Чем больше крови вытекало из порезанного пальца, тем явственнее и прочнее формировалась в его голове успокаивающая ассоциация, что это кровь барда. Даже в овладевшей им неудержимой страсти крушить и убивать, когда он принялся изо всех сил пинать ствол, он смотрел на капающие капли крови и получал облегчение, представляя себе, что это кровь барда и что именно его, барда, он сейчас так остервенело изничтожает. Он пришел в себя, только когда ощутил сильную боль в стопе, которой при очередном ударе неудачно угодил в торчавший обломок сучка. Выдохшийся и обессиленный, он упал на колени и долго приходил в себя, слизывая кровь из раны на пальце. Потом обвязал ее сплетенным из нескольких гигиенических салфеток жгутом и с ружьем под мышкой вышел на середину поляны. Расстрелял весь магазин, пять зарядов, то есть целую упаковку из купленных трех. Он целился в ствол, на котором минуту назад сидел. Попал только раз.
Вернулся домой поздно ночью, избежав таким образом расспросов матери и сестры. На следующий день пораненный палец объяснил неловкостью при смене колеса в машине. Врал, кажется, не слишком талантливо, потому что мать вдруг забеспокоилась и стала расспрашивать его о жизни с Пати, о том, на самом ли деле он счастлив в Польше, о возвращении во Францию – постоянно на это нажимала, а также о том, не собирается ли Пати родить ей внучку, непременно внучку, потому что внука она не хочет. Его мать любила Пати, как любила она мать Пати. Июль девяносто первого он, Пати и ее мать провели во Франции. Спокойный месяц, когда их мир был нормальным.

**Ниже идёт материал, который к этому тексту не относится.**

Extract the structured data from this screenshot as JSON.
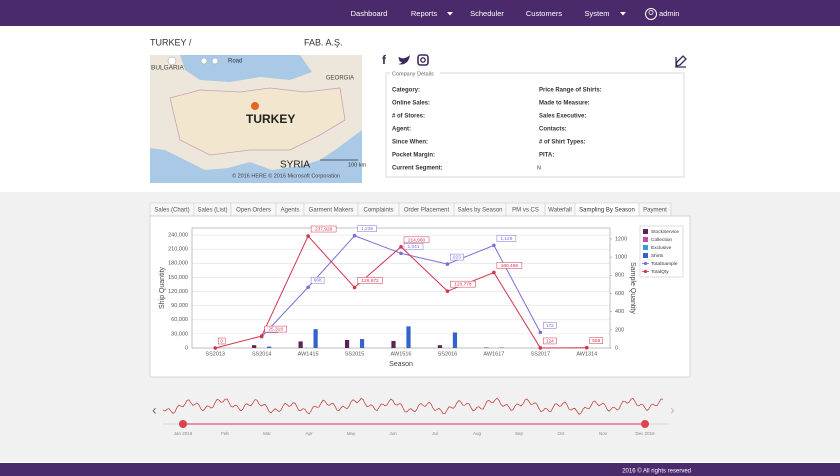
{
  "nav": {
    "items": [
      "Dashboard",
      "Reports",
      "Scheduler",
      "Customers",
      "System"
    ],
    "user": "admin"
  },
  "header": {
    "country": "TURKEY /",
    "company": "FAB. A.Ş."
  },
  "map": {
    "mode": "Road",
    "labels": [
      "BULGARIA",
      "GEORGIA",
      "TURKEY",
      "SYRIA"
    ],
    "scale": "100 km",
    "copyright": "© 2016 HERE © 2016 Microsoft Corporation"
  },
  "details": {
    "title": "Company Details",
    "left": [
      "Category:",
      "Online Sales:",
      "# of Stores:",
      "Agent:",
      "Since When:",
      "Pocket Margin:",
      "Current Segment:"
    ],
    "right": [
      "Price Range of Shirts:",
      "Made to Measure:",
      "Sales Executive:",
      "Contacts:",
      "# of Shirt Types:",
      "PITA:"
    ],
    "segment_value": "N"
  },
  "tabs": {
    "items": [
      "Sales (Chart)",
      "Sales (List)",
      "Open Orders",
      "Agents",
      "Garment Makers",
      "Complaints",
      "Order Placement",
      "Sales by Season",
      "PM vs CS",
      "Waterfall",
      "Sampling By Season",
      "Payment"
    ],
    "active": 10
  },
  "chart_data": {
    "type": "combo",
    "categories": [
      "SS2013",
      "SS2014",
      "AW1415",
      "SS2015",
      "AW1516",
      "SS2016",
      "AW1617",
      "SS2017",
      "AW1314"
    ],
    "xlabel": "Season",
    "ylabel": "Ship Quantity",
    "y2label": "Sample Quantity",
    "ylim": [
      0,
      255000
    ],
    "yticks": [
      0,
      {
        "value": 30000,
        "label": "30,000"
      },
      {
        "value": 60000,
        "label": "60,000"
      },
      {
        "value": 90000,
        "label": "90,000"
      },
      {
        "value": 120000,
        "label": "120,000"
      },
      {
        "value": 150000,
        "label": "150,000"
      },
      {
        "value": 180000,
        "label": "180,000"
      },
      {
        "value": 210000,
        "label": "210,000"
      },
      {
        "value": 240000,
        "label": "240,000"
      }
    ],
    "y2lim": [
      0,
      1320
    ],
    "y2ticks": [
      0,
      200,
      400,
      600,
      800,
      1000,
      1200
    ],
    "grid": true,
    "legend": "right",
    "series": [
      {
        "name": "StockService",
        "type": "bar",
        "color": "#5b2456",
        "values": [
          0,
          6000,
          14000,
          17000,
          15000,
          6000,
          1000,
          0,
          0
        ]
      },
      {
        "name": "Collection",
        "type": "bar",
        "color": "#c2509c",
        "values": [
          0,
          0,
          0,
          0,
          0,
          0,
          0,
          0,
          0
        ]
      },
      {
        "name": "Exclusive",
        "type": "bar",
        "color": "#3a9fc8",
        "values": [
          0,
          0,
          0,
          0,
          0,
          0,
          0,
          0,
          0
        ]
      },
      {
        "name": "Shirts",
        "type": "bar",
        "color": "#3463cc",
        "values": [
          0,
          3000,
          40000,
          19000,
          46000,
          33000,
          1000,
          0,
          0
        ]
      },
      {
        "name": "TotalSample",
        "type": "line",
        "axis": "y2",
        "color": "#7b6fd9",
        "values": [
          null,
          124,
          668,
          1235,
          1041,
          923,
          1129,
          172,
          null
        ],
        "value_labels": [
          null,
          "124",
          "668",
          "1,235",
          "1,041",
          "923",
          "1,129",
          "172",
          null
        ]
      },
      {
        "name": "TotalQty",
        "type": "line",
        "color": "#d2344e",
        "values": [
          0,
          25318,
          237928,
          128672,
          214960,
          120778,
          160466,
          124,
          558
        ],
        "value_labels": [
          "0",
          "25,318",
          "237,928",
          "128,672",
          "214,960",
          "120,778",
          "160,466",
          "124",
          "558"
        ]
      }
    ]
  },
  "navigator": {
    "months": [
      "Jan 2016",
      "Feb",
      "Mar",
      "Apr",
      "May",
      "Jun",
      "Jul",
      "Aug",
      "Sep",
      "Oct",
      "Nov",
      "Dec 2016"
    ]
  },
  "footer": {
    "text": "2016 © All rights reserved"
  }
}
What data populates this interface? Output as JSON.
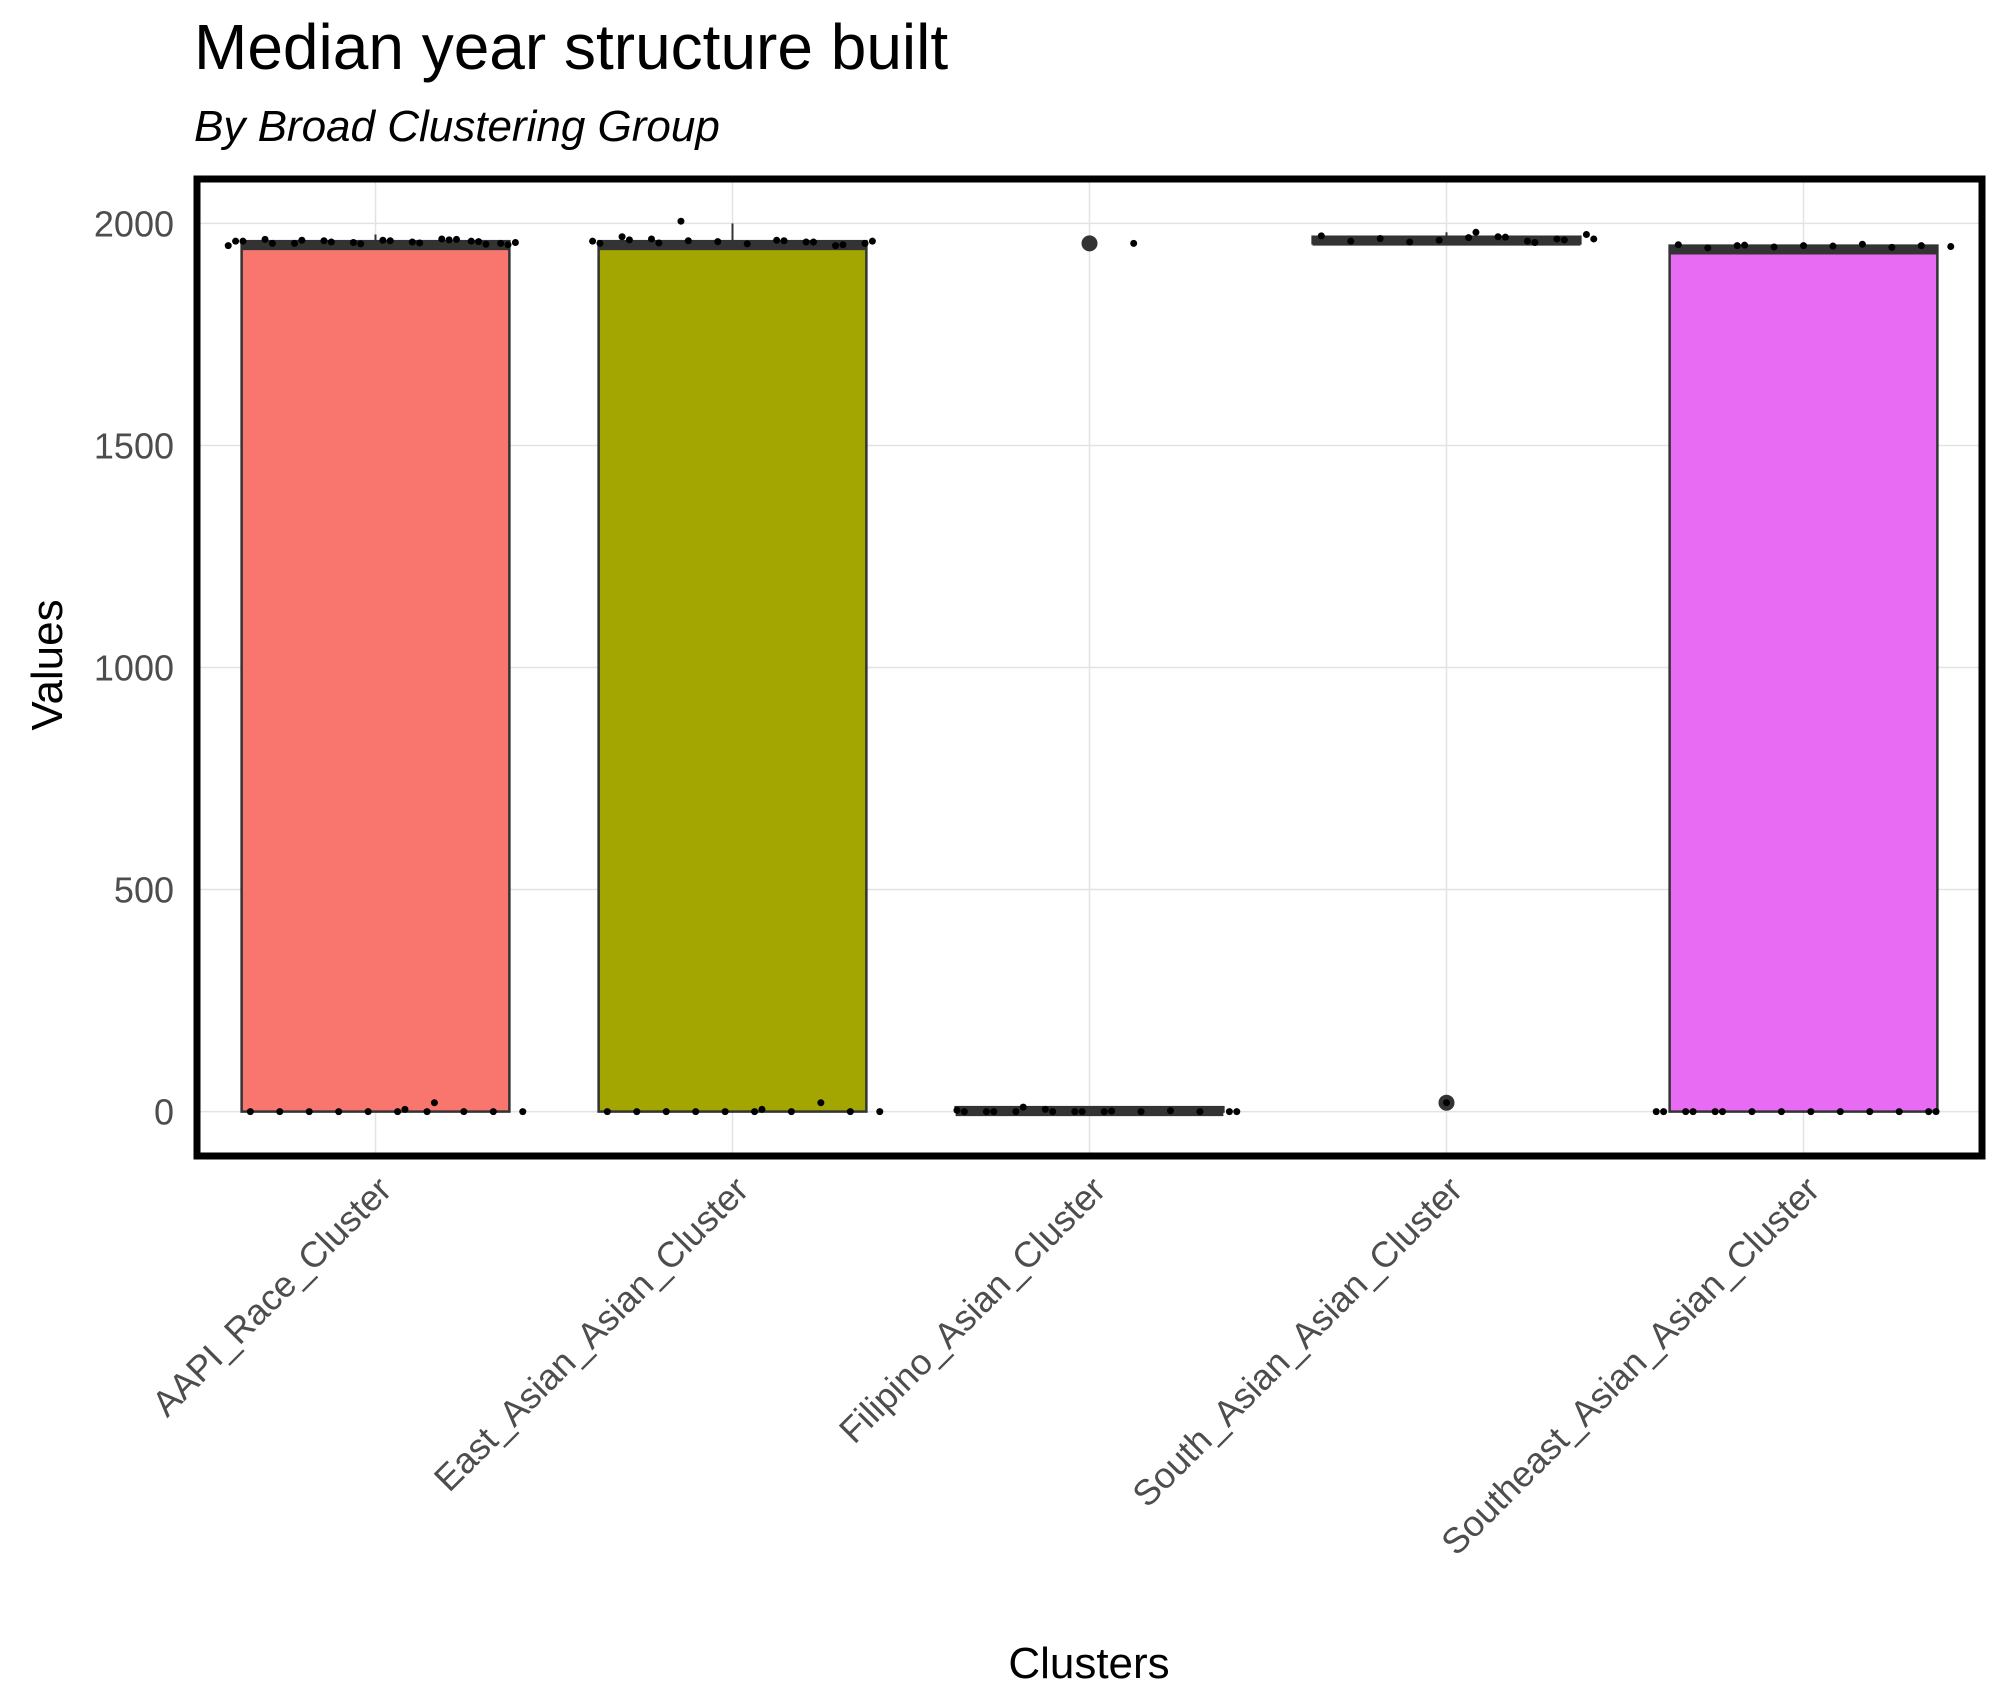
{
  "chart_data": {
    "type": "box",
    "title": "Median year structure built",
    "subtitle": "By Broad Clustering Group",
    "xlabel": "Clusters",
    "ylabel": "Values",
    "ylim": [
      -100,
      2100
    ],
    "yticks": [
      0,
      500,
      1000,
      1500,
      2000
    ],
    "grid": true,
    "categories": [
      "AAPI_Race_Cluster",
      "East_Asian_Asian_Cluster",
      "Filipino_Asian_Cluster",
      "South_Asian_Asian_Cluster",
      "Southeast_Asian_Asian_Cluster"
    ],
    "colors": [
      "#F8766D",
      "#A3A500",
      "#00BF7D",
      "#00B0F6",
      "#E76BF3"
    ],
    "boxes": [
      {
        "q1": 0,
        "median": 1950,
        "q3": 1960,
        "whisker_low": 0,
        "whisker_high": 1975,
        "outliers": []
      },
      {
        "q1": 0,
        "median": 1950,
        "q3": 1960,
        "whisker_low": 0,
        "whisker_high": 2000,
        "outliers": []
      },
      {
        "q1": 0,
        "median": 0,
        "q3": 10,
        "whisker_low": 0,
        "whisker_high": 10,
        "outliers": [
          1955
        ]
      },
      {
        "q1": 1955,
        "median": 1960,
        "q3": 1970,
        "whisker_low": 1955,
        "whisker_high": 1980,
        "outliers": [
          20
        ]
      },
      {
        "q1": 0,
        "median": 1940,
        "q3": 1950,
        "whisker_low": 0,
        "whisker_high": 1955,
        "outliers": []
      }
    ],
    "points": [
      [
        1950,
        1955,
        1960,
        1965,
        1958,
        1962,
        1957,
        1961,
        1955,
        1964,
        1960,
        1952,
        1959,
        1963,
        1956,
        1961,
        1954,
        1958,
        1962,
        1955,
        1960,
        1957,
        1953,
        1964,
        0,
        0,
        0,
        0,
        0,
        0,
        0,
        0,
        0,
        0,
        20,
        5
      ],
      [
        2005,
        1965,
        1970,
        1960,
        1955,
        1950,
        1958,
        1962,
        1954,
        1959,
        1961,
        1956,
        1963,
        1955,
        1960,
        1952,
        1958,
        1961,
        0,
        0,
        0,
        0,
        0,
        0,
        0,
        0,
        20,
        0,
        5
      ],
      [
        1955,
        0,
        0,
        5,
        0,
        0,
        3,
        0,
        0,
        2,
        0,
        1,
        0,
        0,
        10,
        0,
        0,
        0
      ],
      [
        1975,
        1965,
        1960,
        1970,
        1968,
        1962,
        1958,
        1966,
        1960,
        1972,
        1965,
        1963,
        1957,
        1969,
        1980,
        20
      ],
      [
        1950,
        1945,
        1952,
        1948,
        1950,
        1946,
        1953,
        1949,
        1950,
        1947,
        1951,
        0,
        0,
        0,
        0,
        0,
        0,
        0,
        0,
        0,
        0,
        0,
        0,
        0,
        0
      ]
    ]
  }
}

Двумя днями позже он нежнее и чувственнее, чем обычно, попрощался с матерью, заехал в дом отца, где провел несколько часов. Поздно вечером отправился назад, в Польшу. Ружье ехало с ним, замотанное в кучу тряпок и спрятанное в багажнике под запасным колесом. Он без какого бы то ни было досмотра миновал три границы по пути из Нанта в Краков. Лишь после трех с половиной часов ожидания на пограничном переходе в Сьвецке между Германией и Польшей он открыл багажник по просьбе немецкого таможенника, скорее любопытствующего, чем блюдущего выполнение должностной инструкции, но контроль был краткой формальностью, а не тщательной проверкой. И хоть ехал он на польской машине с краковскими регистрационными номерами, его французский паспорт и факт, что он начинал разговор с таможенниками по-французски, после которого переходил, как правило, на английский, всегда гарантировал более снисходительный подход. С немецкой стороны границы теперь уже объединенной Германии работали те же самые люди, которые почти два года контролировали его, когда он въезжал из несуществующей больше ГДР в Польшу. Сменилась форма и знаки различия, а вот их заносчивость и традиционная подозрительность в отношении поляков как были, так и остались. У него даже сложилось впечатление, что всё это выросло и стало агрессивнее. Во всяком случае, на немецко-польской границе выгоднее быть французом. Это распространялось и на польскую семью такого француза. Быть неполяком на немецко-польской границе было почетно. Пати наблюдала это с грустью, раздражением и возмущением (часто прорывавшимся наружу при ее взрывном характере), когда они вместе путешествовали во Францию и обратно. Можно очень театрально разрушить Берлинскую стену, можно быстро убрать пограничные столбы между разделенными некогда частями Германии, можно переодеться в новую форму, но для того, чтобы убрать ментальные решетки в тюрьмах человеческих стереотипов, нужно гораздо больше тяжкого труда, а главное – гораздо больше времени.